Earlier this year, we learned that smartphone shipments had dipped to the lowest point observed in a decade. Last year was a rough one for phone makers who were expecting consumers to get tired of their aging 4G handsets and give way to a new "upgrade supercycle." Companies like Samsung saw their profits evaporate as low demand for mobile devices also translated into smaller orders for NAND, DRAM, and other components.

The trend of slowing smartphone sales continued into the first quarter of this year with a 12 percent year-over-year decline. Interestingly, Canalys analysts believe the market shows signs of stability even as they report on the fifth consecutive quarter that saw waning demand for this device category. Perhaps they are optimistic about the rough economy improving in the second half of this year like most industry watchers, but we'll have to wait and see.
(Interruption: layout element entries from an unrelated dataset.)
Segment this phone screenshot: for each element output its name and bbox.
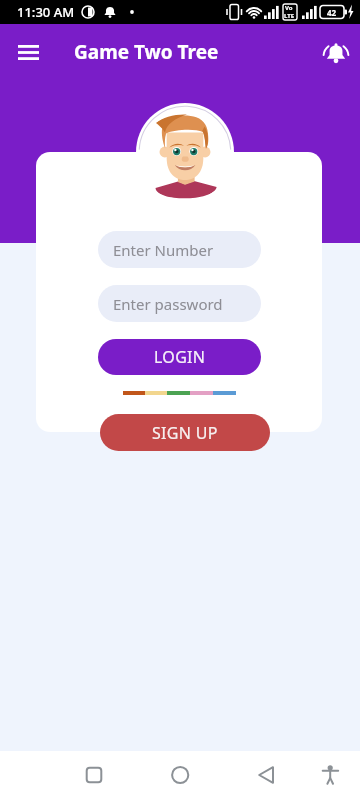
staticText: SIGN UP bbox=[152, 422, 218, 444]
staticText: LOGIN bbox=[154, 346, 206, 368]
button[interactable]: Notifications bbox=[308, 24, 360, 80]
button[interactable]: Enter Number bbox=[98, 231, 261, 268]
button[interactable]: Home bbox=[90, 751, 180, 800]
staticText: Game Two Tree bbox=[74, 39, 219, 65]
button[interactable]: Menu bbox=[0, 24, 56, 80]
staticText: LTE bbox=[284, 12, 295, 20]
button[interactable]: Accessibility bbox=[270, 751, 360, 800]
staticText: Enter Number bbox=[113, 240, 214, 260]
staticText: Enter password bbox=[113, 294, 223, 314]
staticText: 11:30 AM bbox=[17, 3, 75, 21]
button[interactable]: Enter password bbox=[98, 285, 261, 322]
staticText: 42 bbox=[327, 7, 337, 18]
button[interactable]: Recent apps bbox=[0, 751, 90, 800]
button[interactable]: SIGN UP bbox=[100, 414, 270, 451]
button[interactable]: LOGIN bbox=[98, 339, 261, 375]
staticText: Vo bbox=[285, 4, 293, 12]
button[interactable]: Back bbox=[180, 751, 270, 800]
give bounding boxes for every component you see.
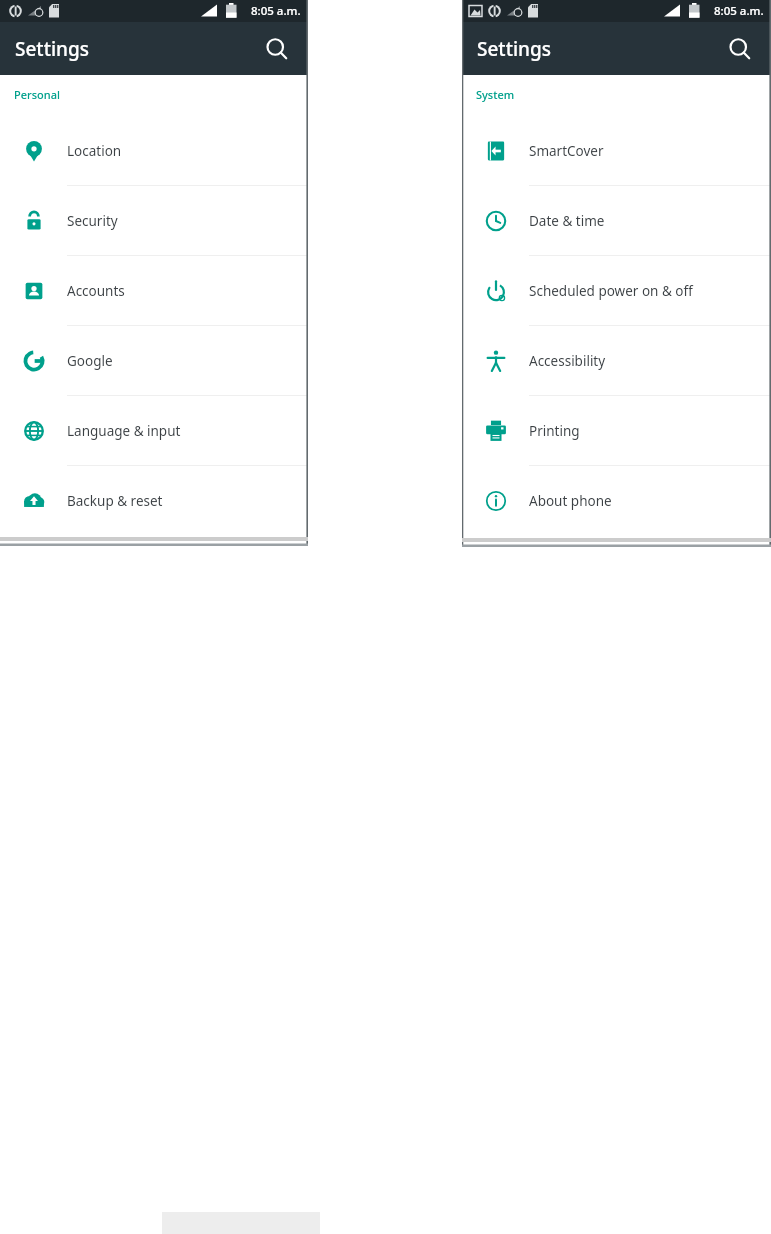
staticText: Personal	[14, 87, 60, 102]
staticText: Printing	[529, 422, 580, 440]
staticText: Google	[67, 352, 113, 370]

The decline, they say, was the expected result of high inflation, changing consumer priorities, and general chaos along the supply chain. Despite an oversupply of chips and other components as well as aggressive marketing campaigns, people are holding onto their phones for longer and viewing them as commodities that see incremental improvements with each new generation that comes out. Still, with every passing quarter, there's an increasing chance that some consumers will need to upgrade.

When zooming in, Apple and Samsung fared better than other smartphone vendors. Samsung even managed to improve quarter-over-quarter and capture 22 percent of the global market, surpassing the Cupertino giant in the process. That said, strong sales of the iPhone 14 Pro helped Apple secure second place with a 21 percent market share. Then we have Xiaomi, Oppo, and Vivo with 11 percent, 10 percent, and eight percent of global shipments, respectively.

Canalys says most brands are taking measures to reduce existing inventories and adjust their manufacturing volume to match the lower demand. The most glaring example is Samsung, which has scaled back memory chip production until prices stabilize and demand grows again. Other suppliers will likely follow suit in the coming months.

Overall, this is a familiar picture that describes not only smartphones but the health of the entire tech industry. Worldwide IT spending is expected to take another hit in the coming months, and the most optimistic predictions point to an eventual recovery towards the end of the year.